I want to move on to WPF applications and convert my win-form apps(into WPF)
At the moment there is too much to learn about WPF in order to get nice application...
I found Prism : http://msdn.microsoft.com/en-us/library/gg406140.aspx
And I believe that this can be a shortcut that will allow me to get the cool abilities of WPF by simply adding my business logic.
Will it be possible to remove the Prism and build my own UI after I'll get more experienced with WPF?
Thanks.
No, Prism is a big layer that sits on top of WPF (or Silverlight). It will not make learning WPF any easier or remove the need to learn how WPF works. Prism is a very powerful abstraction layer that can accelerate the creation/maintenance of large enterprise applications - but it has a steep learning curve beyond the learning curve of WPF. If you are just building a simple application, build it in straight WPF. The things you learn doing that will help you later build things with Prism. To really be effective with Prism, you need to be comfortable with a lot of the more complex aspects of WPF development such as bindings, XAML, and the MVVM design pattern. Start by learning those things in isolation on a small project and then you have a better shot at using Prism effectively on a larger future project.
The answer which has been provided by Robert Levy is perfect, I would add something that when you move from Windows Forms to WPF try to avoid using same patterns which you can use in Windows Forms.
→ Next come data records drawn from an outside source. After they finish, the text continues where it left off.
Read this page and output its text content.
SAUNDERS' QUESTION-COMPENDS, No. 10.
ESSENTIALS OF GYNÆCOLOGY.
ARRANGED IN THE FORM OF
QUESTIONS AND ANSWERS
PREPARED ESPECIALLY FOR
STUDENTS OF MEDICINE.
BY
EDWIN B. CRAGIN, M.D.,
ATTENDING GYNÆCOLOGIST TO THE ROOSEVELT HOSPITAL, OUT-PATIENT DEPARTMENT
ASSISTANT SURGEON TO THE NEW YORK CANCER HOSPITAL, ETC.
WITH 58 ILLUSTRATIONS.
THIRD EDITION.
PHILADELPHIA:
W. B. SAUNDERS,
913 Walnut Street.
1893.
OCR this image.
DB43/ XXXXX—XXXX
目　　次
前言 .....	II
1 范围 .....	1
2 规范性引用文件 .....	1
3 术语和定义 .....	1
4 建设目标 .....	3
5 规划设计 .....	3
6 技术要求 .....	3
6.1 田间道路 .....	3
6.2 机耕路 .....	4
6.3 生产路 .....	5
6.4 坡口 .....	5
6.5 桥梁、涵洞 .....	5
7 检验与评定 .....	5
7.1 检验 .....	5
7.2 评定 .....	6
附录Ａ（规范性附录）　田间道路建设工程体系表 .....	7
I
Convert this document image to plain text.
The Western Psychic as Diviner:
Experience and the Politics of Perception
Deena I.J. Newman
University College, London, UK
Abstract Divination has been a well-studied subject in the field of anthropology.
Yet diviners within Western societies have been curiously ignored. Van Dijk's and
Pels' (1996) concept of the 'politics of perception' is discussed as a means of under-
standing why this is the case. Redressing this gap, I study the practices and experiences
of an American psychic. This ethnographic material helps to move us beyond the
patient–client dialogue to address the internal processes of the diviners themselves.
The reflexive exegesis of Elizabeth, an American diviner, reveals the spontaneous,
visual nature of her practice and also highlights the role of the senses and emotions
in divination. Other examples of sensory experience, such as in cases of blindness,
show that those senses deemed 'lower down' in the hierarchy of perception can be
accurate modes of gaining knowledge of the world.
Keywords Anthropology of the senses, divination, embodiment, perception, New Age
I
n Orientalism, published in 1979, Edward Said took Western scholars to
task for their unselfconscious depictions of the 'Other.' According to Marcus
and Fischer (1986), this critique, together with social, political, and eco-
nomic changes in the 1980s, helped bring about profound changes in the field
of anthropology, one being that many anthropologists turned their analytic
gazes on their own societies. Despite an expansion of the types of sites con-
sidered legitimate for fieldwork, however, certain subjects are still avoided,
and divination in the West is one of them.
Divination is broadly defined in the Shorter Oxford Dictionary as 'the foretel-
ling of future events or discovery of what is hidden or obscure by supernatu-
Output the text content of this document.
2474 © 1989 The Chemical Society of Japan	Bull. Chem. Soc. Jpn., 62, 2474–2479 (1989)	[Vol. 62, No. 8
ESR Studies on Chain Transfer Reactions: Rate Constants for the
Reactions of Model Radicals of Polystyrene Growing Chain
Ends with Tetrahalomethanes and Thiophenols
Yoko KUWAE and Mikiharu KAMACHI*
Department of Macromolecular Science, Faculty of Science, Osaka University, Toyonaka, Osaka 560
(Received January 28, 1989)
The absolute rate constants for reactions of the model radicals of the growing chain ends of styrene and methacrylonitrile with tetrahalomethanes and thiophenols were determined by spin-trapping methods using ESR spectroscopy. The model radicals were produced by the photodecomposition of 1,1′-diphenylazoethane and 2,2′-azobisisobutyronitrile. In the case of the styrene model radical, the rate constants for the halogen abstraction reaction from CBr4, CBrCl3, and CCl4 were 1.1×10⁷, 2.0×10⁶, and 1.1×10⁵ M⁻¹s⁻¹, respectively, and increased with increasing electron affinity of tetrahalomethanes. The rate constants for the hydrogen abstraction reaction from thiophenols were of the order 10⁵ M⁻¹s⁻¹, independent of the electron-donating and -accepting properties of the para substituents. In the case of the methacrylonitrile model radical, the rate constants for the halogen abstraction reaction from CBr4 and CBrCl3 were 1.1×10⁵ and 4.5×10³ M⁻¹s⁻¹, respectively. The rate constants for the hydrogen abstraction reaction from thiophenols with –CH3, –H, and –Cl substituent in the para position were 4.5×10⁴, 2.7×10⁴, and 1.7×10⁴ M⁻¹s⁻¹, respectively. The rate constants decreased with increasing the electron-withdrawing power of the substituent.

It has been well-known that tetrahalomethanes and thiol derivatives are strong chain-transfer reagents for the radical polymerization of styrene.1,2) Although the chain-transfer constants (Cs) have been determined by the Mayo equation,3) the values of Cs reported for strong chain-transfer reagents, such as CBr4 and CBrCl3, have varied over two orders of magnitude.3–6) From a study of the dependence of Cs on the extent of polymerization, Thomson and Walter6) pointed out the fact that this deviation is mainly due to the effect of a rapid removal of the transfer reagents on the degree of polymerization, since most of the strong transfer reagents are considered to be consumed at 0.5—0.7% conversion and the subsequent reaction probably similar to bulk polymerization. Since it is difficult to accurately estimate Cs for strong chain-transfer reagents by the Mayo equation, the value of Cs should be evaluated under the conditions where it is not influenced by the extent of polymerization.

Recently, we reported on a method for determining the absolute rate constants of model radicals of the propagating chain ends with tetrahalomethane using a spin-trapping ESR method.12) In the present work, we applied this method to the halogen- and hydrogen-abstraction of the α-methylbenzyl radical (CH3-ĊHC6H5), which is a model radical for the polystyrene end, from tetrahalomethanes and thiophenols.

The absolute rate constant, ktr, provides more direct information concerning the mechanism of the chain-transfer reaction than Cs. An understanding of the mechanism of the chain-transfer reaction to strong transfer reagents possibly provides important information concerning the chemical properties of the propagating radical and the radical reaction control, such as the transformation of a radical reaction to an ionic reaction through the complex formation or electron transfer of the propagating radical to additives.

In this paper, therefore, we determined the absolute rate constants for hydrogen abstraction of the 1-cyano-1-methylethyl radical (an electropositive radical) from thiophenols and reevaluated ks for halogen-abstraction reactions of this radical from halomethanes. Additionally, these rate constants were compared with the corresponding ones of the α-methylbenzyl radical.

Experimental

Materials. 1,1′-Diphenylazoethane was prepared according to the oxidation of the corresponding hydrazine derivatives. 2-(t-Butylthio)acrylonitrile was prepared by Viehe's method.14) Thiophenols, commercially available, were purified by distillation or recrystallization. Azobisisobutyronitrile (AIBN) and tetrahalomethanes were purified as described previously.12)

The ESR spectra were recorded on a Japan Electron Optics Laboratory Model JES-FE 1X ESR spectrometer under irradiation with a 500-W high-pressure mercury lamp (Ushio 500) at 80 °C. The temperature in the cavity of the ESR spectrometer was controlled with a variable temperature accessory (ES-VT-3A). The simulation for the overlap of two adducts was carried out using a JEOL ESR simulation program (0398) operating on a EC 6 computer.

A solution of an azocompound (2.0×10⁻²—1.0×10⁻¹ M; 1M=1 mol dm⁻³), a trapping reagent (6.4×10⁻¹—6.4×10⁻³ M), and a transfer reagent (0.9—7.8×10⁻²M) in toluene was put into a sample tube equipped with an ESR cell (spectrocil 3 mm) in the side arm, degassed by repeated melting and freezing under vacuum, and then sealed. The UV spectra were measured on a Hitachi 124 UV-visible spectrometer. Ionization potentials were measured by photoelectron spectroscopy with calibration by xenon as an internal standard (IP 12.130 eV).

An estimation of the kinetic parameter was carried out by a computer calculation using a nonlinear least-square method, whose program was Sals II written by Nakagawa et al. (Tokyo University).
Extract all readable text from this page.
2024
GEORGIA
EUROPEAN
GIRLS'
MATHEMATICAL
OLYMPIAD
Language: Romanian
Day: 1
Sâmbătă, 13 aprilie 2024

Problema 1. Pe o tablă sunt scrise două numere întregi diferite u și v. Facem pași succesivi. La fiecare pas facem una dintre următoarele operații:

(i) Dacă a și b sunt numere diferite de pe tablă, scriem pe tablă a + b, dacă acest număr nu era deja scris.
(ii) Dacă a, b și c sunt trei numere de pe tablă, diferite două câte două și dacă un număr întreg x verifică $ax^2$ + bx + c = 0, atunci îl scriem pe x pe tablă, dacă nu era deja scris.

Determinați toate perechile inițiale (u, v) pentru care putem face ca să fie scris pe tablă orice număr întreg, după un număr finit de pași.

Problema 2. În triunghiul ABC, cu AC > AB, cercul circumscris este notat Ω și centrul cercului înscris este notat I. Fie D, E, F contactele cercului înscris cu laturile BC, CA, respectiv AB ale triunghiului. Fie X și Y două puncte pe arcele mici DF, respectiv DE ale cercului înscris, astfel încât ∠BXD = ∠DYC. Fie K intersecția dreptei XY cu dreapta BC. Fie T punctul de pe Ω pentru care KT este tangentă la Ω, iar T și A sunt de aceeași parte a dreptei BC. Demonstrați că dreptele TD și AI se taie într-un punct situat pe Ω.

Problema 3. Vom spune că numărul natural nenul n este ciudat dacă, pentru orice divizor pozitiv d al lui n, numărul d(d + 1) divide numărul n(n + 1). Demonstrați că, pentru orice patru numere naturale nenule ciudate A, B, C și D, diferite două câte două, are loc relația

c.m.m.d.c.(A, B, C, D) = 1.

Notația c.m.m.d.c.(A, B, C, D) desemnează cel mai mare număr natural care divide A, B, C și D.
Try to learn how tasks could be accomplished using WPF before starting implementation.
You can find here very good resource to learn MVVM pattern.
As other answers have suggested, Prism won't shortcut WPF learning. Prism is more about partitioning applications into modules, and developing each module independently.
Here are my suggestions:
Don't try to learn all of WPF. You can write great line-of-business apps with relatively little WPF.
Learn the MVVM pattern. MVVM is widely used to separate UI concerns from the back-end concerns of an app.
Learn Prism. It's useful for all but trivial apps. It does a good job reducing the complexity of WPF applications, and it reduces coupling between the parts of an app. Once you get the hang of it, it really does make apps easier to maintain and develop.
There are articles on CodeProject (including mine) and elsewhere to get you started on all of these topics.